Dans sa fonc­tion de ser­via­bi­lité, la paire per­sonne de la per­sonne est gigogne sur­tout par le bas, comme de la vais­selle de cam­ping : dans la per­sonne de la per­sonne s’entend un empi­le­ment ou tun­nel géni­tif, pas une redon­dance ou une mise en puis­sance, ni une noblesse consan­guine.

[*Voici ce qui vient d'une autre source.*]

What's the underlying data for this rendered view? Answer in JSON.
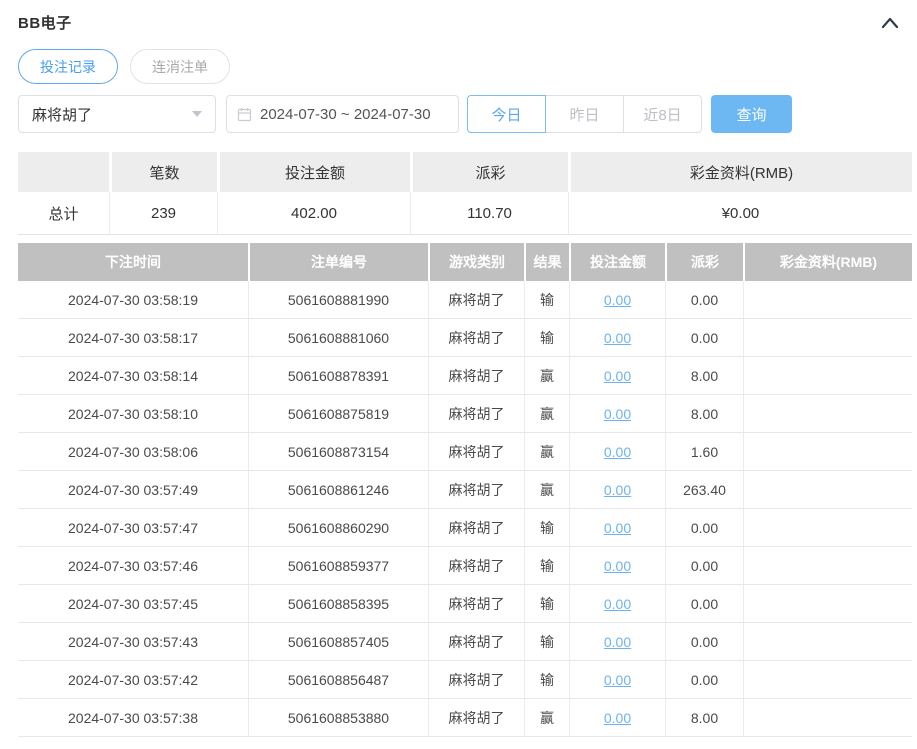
{
  "header": {
    "title": "BB电子"
  },
  "tabs": [
    {
      "label": "投注记录",
      "active": true
    },
    {
      "label": "连消注单",
      "active": false
    }
  ],
  "filters": {
    "game_select": {
      "value": "麻将胡了"
    },
    "date_range": {
      "value": "2024-07-30 ~ 2024-07-30"
    },
    "quick_buttons": [
      {
        "label": "今日",
        "active": true
      },
      {
        "label": "昨日",
        "active": false
      },
      {
        "label": "近8日",
        "active": false
      }
    ],
    "search_label": "查询"
  },
  "summary": {
    "headers": [
      "",
      "笔数",
      "投注金额",
      "派彩",
      "彩金资料(RMB)"
    ],
    "total": {
      "label": "总计",
      "count": "239",
      "bet_amount": "402.00",
      "payout": "110.70",
      "bonus": "¥0.00"
    }
  },
  "table": {
    "headers": [
      "下注时间",
      "注单编号",
      "游戏类别",
      "结果",
      "投注金额",
      "派彩",
      "彩金资料(RMB)"
    ],
    "rows": [
      [
        "2024-07-30 03:58:19",
        "5061608881990",
        "麻将胡了",
        "输",
        "0.00",
        "0.00",
        ""
      ],
      [
        "2024-07-30 03:58:17",
        "5061608881060",
        "麻将胡了",
        "输",
        "0.00",
        "0.00",
        ""
      ],
      [
        "2024-07-30 03:58:14",
        "5061608878391",
        "麻将胡了",
        "赢",
        "0.00",
        "8.00",
        ""
      ],
      [
        "2024-07-30 03:58:10",
        "5061608875819",
        "麻将胡了",
        "赢",
        "0.00",
        "8.00",
        ""
      ],
      [
        "2024-07-30 03:58:06",
        "5061608873154",
        "麻将胡了",
        "赢",
        "0.00",
        "1.60",
        ""
      ],
      [
        "2024-07-30 03:57:49",
        "5061608861246",
        "麻将胡了",
        "赢",
        "0.00",
        "263.40",
        ""
      ],
      [
        "2024-07-30 03:57:47",
        "5061608860290",
        "麻将胡了",
        "输",
        "0.00",
        "0.00",
        ""
      ],
      [
        "2024-07-30 03:57:46",
        "5061608859377",
        "麻将胡了",
        "输",
        "0.00",
        "0.00",
        ""
      ],
      [
        "2024-07-30 03:57:45",
        "5061608858395",
        "麻将胡了",
        "输",
        "0.00",
        "0.00",
        ""
      ],
      [
        "2024-07-30 03:57:43",
        "5061608857405",
        "麻将胡了",
        "输",
        "0.00",
        "0.00",
        ""
      ],
      [
        "2024-07-30 03:57:42",
        "5061608856487",
        "麻将胡了",
        "输",
        "0.00",
        "0.00",
        ""
      ],
      [
        "2024-07-30 03:57:38",
        "5061608853880",
        "麻将胡了",
        "赢",
        "0.00",
        "8.00",
        ""
      ]
    ]
  },
  "colors": {
    "accent_blue": "#459ff0",
    "search_button_blue": "#6db8f2",
    "link_blue": "#6db3ee",
    "table_header_bg": "#c0c0c0",
    "summary_header_bg": "#ededed",
    "chevron_dark": "#2f3c4e"
  }
}
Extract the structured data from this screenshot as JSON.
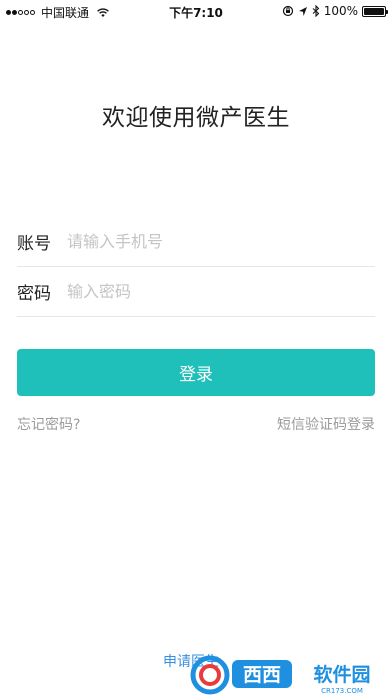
{
  "status_bar": {
    "signal_dots": 5,
    "signal_filled": 2,
    "carrier": "中国联通",
    "wifi_icon": "wifi-icon",
    "time": "下午7:10",
    "orientation_lock_icon": "orientation-lock-icon",
    "location_icon": "location-arrow-icon",
    "bluetooth_icon": "bluetooth-icon",
    "battery": "100%",
    "battery_level": 1.0
  },
  "title": "欢迎使用微产医生",
  "form": {
    "account": {
      "label": "账号",
      "placeholder": "请输入手机号",
      "value": ""
    },
    "password": {
      "label": "密码",
      "placeholder": "输入密码",
      "value": ""
    }
  },
  "login_button": "登录",
  "links": {
    "forgot_password": "忘记密码?",
    "sms_login": "短信验证码登录",
    "apply": "申请医生"
  },
  "watermark": {
    "text": "西西软件园",
    "subtext": "CR173.COM",
    "colors": {
      "logo_blue": "#1f8fe0",
      "logo_red": "#e93b3b"
    }
  },
  "colors": {
    "accent": "#1ec0b9",
    "link_blue": "#3a8fe0",
    "secondary_text": "#9a9a9a",
    "placeholder": "#c4c4c4"
  }
}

Mais l’empilement, même s’il fonc­tionne sur­tout par le bas, est, au sein de la paire « per­sonne de la per­sonne », à la fois géni­tif objec­tif (la per­sonne sus­ci­tée par la per­sonne) et géni­tif sub­jec­tif (la per­sonne appar­te­nue à la per­sonne, la per­sonne prise dans la dépen­dance de la per­sonne, la per­sonne tenue sous le rap­port de la per­sonne). Le volume de la per­sonne en géné­ral est pré­ci­sé­ment ajusté, comme par des­ti­na­tion, à sa dis­so­lu­tion dans la paire. Aussi la paire n’est-elle en mesure de ser­vir – hilf­sbe­reit –, une fois appa­reillée, que lorsqu’elle a admis et prouvé en interne une dis­po­si­tion à la hié­rar­chie.